The important loans are many and it would do some institutions a disservice to mention only a few. Suffice it to mention that the museums that have put their trust in our project are the most important in the world. Certainly the exhibition will represent a unique opportunity, as mentioned, to see the portraits of Mr. and Mrs. Porto from the Uffizi Galleries and the Walter Art Gallery in Baltimore, reunited in Vicenza for the first time; to see the two Adorations of the Magi by Bassano from Birmingham and Vienna, identical masterpieces, side by side. Among these works, however, the sketch with of Judith with the Head of Holofernes from the Soumaya Museum in Mexico City, which was generously pointed out to us by Xavier Salomon, deputy director of the Frick Collection in New York, deserves special mention. A work that has long been known, but because of its location has been essentially forgotten by scholars. Being able to examine it in comparison with the monumental canvas in the Palazzo Rosso in Genoa will surely allow us to take a step forward in our knowledge of Paolo Veronese, one of the greatest artists of the 16th century Veneto, whose two portraits left a lasting mark on Vicenza art.

In conclusion, three reasons why the public should see the exhibition.

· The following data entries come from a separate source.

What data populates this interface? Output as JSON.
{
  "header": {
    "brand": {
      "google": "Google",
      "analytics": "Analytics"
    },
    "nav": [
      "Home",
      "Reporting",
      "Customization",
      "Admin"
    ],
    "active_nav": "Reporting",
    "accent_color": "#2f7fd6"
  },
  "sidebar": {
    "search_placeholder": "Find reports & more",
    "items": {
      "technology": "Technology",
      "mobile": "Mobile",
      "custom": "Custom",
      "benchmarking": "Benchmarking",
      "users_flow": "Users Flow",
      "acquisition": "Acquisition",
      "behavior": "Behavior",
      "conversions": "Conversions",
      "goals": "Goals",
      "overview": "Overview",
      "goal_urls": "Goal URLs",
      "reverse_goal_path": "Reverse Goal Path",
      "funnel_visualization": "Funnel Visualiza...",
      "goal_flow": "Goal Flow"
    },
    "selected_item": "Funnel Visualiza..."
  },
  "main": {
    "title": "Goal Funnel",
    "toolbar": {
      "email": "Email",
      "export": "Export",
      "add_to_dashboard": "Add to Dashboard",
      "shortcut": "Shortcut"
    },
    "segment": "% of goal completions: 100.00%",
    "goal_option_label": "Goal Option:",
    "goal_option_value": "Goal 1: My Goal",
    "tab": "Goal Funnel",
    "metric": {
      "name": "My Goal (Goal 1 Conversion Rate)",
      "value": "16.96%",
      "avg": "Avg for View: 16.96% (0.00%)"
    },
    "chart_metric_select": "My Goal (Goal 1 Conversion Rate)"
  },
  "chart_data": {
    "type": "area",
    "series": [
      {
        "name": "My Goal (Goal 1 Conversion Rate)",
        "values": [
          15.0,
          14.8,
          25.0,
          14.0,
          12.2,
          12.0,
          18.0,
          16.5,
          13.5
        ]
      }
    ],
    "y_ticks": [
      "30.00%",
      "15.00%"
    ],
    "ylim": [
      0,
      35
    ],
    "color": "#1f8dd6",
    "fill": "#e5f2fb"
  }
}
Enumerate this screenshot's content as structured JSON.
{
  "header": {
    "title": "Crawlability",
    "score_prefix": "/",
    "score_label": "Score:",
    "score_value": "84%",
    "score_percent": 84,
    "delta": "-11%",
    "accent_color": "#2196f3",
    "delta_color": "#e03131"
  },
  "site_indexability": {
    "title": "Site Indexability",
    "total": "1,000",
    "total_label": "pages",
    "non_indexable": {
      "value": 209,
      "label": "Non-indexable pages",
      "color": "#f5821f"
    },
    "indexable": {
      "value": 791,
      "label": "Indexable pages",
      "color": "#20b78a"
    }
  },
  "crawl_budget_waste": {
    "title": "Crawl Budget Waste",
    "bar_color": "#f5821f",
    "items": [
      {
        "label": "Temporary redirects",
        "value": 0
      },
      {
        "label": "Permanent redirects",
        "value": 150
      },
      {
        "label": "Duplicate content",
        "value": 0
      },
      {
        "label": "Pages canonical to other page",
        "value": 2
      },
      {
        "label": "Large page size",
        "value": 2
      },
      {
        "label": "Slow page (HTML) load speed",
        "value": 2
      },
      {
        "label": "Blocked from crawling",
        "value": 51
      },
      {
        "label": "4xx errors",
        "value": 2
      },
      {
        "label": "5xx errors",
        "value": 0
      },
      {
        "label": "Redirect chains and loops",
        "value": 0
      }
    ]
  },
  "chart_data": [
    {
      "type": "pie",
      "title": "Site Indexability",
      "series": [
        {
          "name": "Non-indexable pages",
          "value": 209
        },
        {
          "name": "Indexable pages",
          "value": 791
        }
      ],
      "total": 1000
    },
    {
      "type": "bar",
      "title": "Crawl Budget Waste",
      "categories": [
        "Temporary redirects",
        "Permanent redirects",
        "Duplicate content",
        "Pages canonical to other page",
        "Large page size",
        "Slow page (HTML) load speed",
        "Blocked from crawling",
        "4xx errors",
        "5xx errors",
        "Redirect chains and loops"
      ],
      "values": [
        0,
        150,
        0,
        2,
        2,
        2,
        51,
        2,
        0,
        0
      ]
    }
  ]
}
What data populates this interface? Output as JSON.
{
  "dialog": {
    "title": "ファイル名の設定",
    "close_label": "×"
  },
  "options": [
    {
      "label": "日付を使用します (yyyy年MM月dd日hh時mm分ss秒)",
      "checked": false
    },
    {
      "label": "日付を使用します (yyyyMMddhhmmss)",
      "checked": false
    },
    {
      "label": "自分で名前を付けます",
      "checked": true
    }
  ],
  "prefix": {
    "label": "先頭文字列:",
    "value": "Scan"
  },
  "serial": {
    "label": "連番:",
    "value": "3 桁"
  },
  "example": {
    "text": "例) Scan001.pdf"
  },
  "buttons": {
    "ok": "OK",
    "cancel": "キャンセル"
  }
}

A first reason, which might seem trivial, is the fact that, for the first time in an exhibition on the Venetian Renaissance, there will be a close dialogue of the three arts: architecture, painting and sculpture. Something similar had only been attempted with the 1983-1984 exhibition The Genius of Venice 1500-1600, though without architectural drawings being displayed in the halls of the Royal Academy of Arts in London. Secondly, one will be able to enter into the creative process of these great Venetian artists, admiring the points of contact and differences in their way of inventing. Finally, and this is perhaps the reason for the greatest novelty, one will be able to gain a greater awareness than we know today of the cost and value of art in the society of the time. However, this is not only a mere economic analysis, but also a reflection on the works of art as valuable evidences of changing taste throughout the centuries.